I wonder how many people there are in America right now who call themselves Christ-followers and who sincerely desire to do what Jesus would have them do, but who don’t have any margins in their lives and therefore can’t do it. Their entire lives are packed with commitments and responsibilities. There’s no blank space. Their lives are over-cluttered messes, like a page without margins. Their lives lack the beauty and order and definition that margins bring to life. Such people find that no matter how much they may want to seek God, their lifestyles and schedules simply make it impossible. We can intend all we want to do something, but if we have not created conditions in our lives where it’s possible to do what we have intended, it’s all in vain. This series we’re currently in is called Slowing Down. In week 1 I spoke to you about following Jesus the truth in the way of Jesus the Way. Many of us are trying to follow Jesus in a way that is more like Madison Avenue or Wall St. than it is like Jesus. We have swallowed this whole busy, American, fast-paced, individualized, marginless culture, but the way of Jesus stands in stark contrast to all of that. We will fail to obey the truth of Jesus is we do not walk the way of Jesus, because the truth of Jesus can only be lived along the way of Jesus. That was week 1.
In week 2 I asked you to consider how it is that we can pursue God in a way that doesn’t end up doing damage to ourselves and others. I have allowed that question to go unanswered for two weeks. Want the answer now? The answer was found in the sermon from the previous week. If we are going to pursue God in a way that doesn’t damage ourselves and others, we must pursue the truth of Jesus on the way of Jesus. If that doesn’t make sense, go back and listen to the first sermon in this series. But that’s it. The reason we end up doing damage to ourselves and others is because we pursue Christ in ways that are unChristlike.
In week 3 last week we talked about getting down off the pastor thing – realizing that God’s call is to all of us – that we have all been called and chosen. These are all immensely important things to think about and so in this series we’ve been practicing what we preach. The series is called Slowing Down, and I’ve taken my time in getting to where I’m ready to talk to you about the way you structure your life.
Not everyone here tonight is a Christ-follower, but for the majority of those of us who are, the main thing that gets in the way of us following Jesus the Way is the pace of our lives. The pace of our lives. The packed out, overcommitted, marginless way we live. Now I need to get real honest here for a minute and tell you that I had to eek out this sermon this week. Do you know why? Do you know why I had to make myself do this this week? Do you know why I couldn’t find the passion? Because I’ve lived my life with no margin the last few weeks. I have stayed up too late and functioned on too little sleep. I have not worked out because when I get up feeling that lousy I can’t drag myself to the club. I have felt sick because of stress and poor eating habits. Over the past couple weeks, worry and anxiety have slipped back into my life. I’ve spent too much time on the computer. I’ve watched too much news. I’ve absorbed too much world and too little God. I have slipped into a state I have come to call “soul starvation.”
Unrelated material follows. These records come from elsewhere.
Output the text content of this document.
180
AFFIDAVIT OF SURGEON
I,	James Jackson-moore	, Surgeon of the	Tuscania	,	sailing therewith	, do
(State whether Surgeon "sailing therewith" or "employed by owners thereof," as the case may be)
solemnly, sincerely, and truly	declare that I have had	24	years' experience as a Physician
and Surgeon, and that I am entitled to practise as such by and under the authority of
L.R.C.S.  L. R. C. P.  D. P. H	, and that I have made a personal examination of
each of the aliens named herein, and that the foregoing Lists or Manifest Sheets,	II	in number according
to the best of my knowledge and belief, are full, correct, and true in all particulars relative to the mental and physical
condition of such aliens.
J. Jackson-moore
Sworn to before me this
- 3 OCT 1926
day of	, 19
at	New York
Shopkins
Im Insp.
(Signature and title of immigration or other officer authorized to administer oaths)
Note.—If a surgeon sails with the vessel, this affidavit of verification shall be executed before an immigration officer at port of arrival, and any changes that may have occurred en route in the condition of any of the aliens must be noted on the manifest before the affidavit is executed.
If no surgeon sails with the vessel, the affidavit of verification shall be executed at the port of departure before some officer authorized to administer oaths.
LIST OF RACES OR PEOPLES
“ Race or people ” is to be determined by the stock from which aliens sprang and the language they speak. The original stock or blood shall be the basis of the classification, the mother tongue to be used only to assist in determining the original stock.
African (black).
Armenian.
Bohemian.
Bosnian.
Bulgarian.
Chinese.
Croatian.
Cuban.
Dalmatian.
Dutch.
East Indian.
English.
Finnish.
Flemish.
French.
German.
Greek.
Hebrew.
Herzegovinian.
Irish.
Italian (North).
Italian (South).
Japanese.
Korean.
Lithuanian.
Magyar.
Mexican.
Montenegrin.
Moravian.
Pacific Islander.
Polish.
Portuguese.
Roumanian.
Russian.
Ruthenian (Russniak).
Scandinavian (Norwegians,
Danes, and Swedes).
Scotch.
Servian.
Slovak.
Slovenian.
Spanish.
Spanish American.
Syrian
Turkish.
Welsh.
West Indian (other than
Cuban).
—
I know there are many of you in that state right now. You are stressed. You are exhausted. You have stayed up way too late doing nothing particularly productive. You have moved away from the things that refresh your soul and recreate you to things that wreck your soul and reduce you. You are soul-starved. And worst of all, it is self-imposed soul-starvation.
If you’re anything like me, you can live in this state for weeks or months. I mean, it’s half-alive, or less, but you can stay there for a while. You get to where you are driven not by passion and purpose, but by pettiness. You stop investing your time and start spending it. Basically, you move God from his place in or near the center of your life to a place on the outside edge. You “let yourself go,” so to speak. You rush around and get things done and tick things off your task list during the day, and then sit and watch TV and eat junk food late into the night, which sets the perfect tone for doing the same thing the next day. C’mon, am I the only one who gets into these cycles?